The U.S. Department of Homeland Security (DHS) recently announced enhancements to its process for supporting noncitizens involved in labor enforcement investigations. Specifically, noncitizen workers who are victims of or witnesses to labor rights violations can now access an expedited deferred action request process, effective immediately.
The U.S. Department of Labor (DOL) released new guidance for immigrant workers involved in worksite labor disputes, providing DOL support for these workers to receive immigration-related prosecutorial discretion from DHS. However, only DHS can provide immigration relief, and advocates were unsure how DHS would process workers’ requests for deferred action in this context without any further guidance from that agency.
When an immigrant worker reports a labor violation to DOL, that agency provides them with a “statement of interest” or a declaration of support for their deferred action. The next step is for the worker to apply for deferred action from DHS. Under the new DHS guidance, U.S. Citizenship and Immigration Services (USCIS) will have a centralized intake process that allows quicker processing and allows workers and their representatives to bypass field offices. They also can simultaneously apply for deferred action and employment authorization.
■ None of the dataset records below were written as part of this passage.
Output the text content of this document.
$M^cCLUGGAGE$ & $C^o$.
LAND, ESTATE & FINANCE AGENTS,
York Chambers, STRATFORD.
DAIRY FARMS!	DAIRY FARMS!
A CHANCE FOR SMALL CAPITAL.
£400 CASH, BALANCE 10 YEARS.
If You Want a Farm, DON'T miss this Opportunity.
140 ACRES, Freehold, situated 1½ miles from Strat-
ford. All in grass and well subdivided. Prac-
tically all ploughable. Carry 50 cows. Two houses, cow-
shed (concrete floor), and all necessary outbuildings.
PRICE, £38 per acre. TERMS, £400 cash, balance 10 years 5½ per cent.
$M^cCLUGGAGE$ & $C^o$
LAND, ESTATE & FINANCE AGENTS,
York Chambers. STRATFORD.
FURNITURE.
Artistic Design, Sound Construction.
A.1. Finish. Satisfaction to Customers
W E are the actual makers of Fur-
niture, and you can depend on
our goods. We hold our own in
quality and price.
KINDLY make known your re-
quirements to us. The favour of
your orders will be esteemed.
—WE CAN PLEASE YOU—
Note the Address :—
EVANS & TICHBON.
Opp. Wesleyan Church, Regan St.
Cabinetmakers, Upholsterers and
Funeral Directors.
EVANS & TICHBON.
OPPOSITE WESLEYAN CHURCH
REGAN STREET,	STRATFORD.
DHS also confirmed in its guidance that state and local agencies could support workers’ requests for deferred action, which is a crucial development since some states have broader worker protections than are available under federal law.
USCIS will consider each request for deferred action on a case-by-case basis, as has been its long-standing practice. Discretionary grants of deferred action typically last for two years and are subject to termination at any time. Individuals who are granted deferred action can also receive employment authorization, assuming they can demonstrate economic necessity. They also may qualify for subsequent grants of deferred action if a labor agency has a continued investigative or enforcement interest in the matter identified in their original letter supporting DHS’s use of prosecutorial discretion.
DHS also clarified that guest workers are eligible for deferred action under these circumstances, who are some of the nation’s most vulnerable workers. For instance, in the H-2A Temporary Agricultural Worker Program, the worker’s visa is connected to a single employer. If the employer engages in labor violations, the worker’s right to work in the U.S. depends on the employer, as is the worker’s housing, food, and transportation in many instances. As a result, these workers previously have been reluctant to report labor violations. Although hopefully, the new DHS guidance will encourage these workers to come forward when they experience labor violations, it remains to be seen how workers will learn about their legal rights and whether they will feel comfortable taking advantage of them.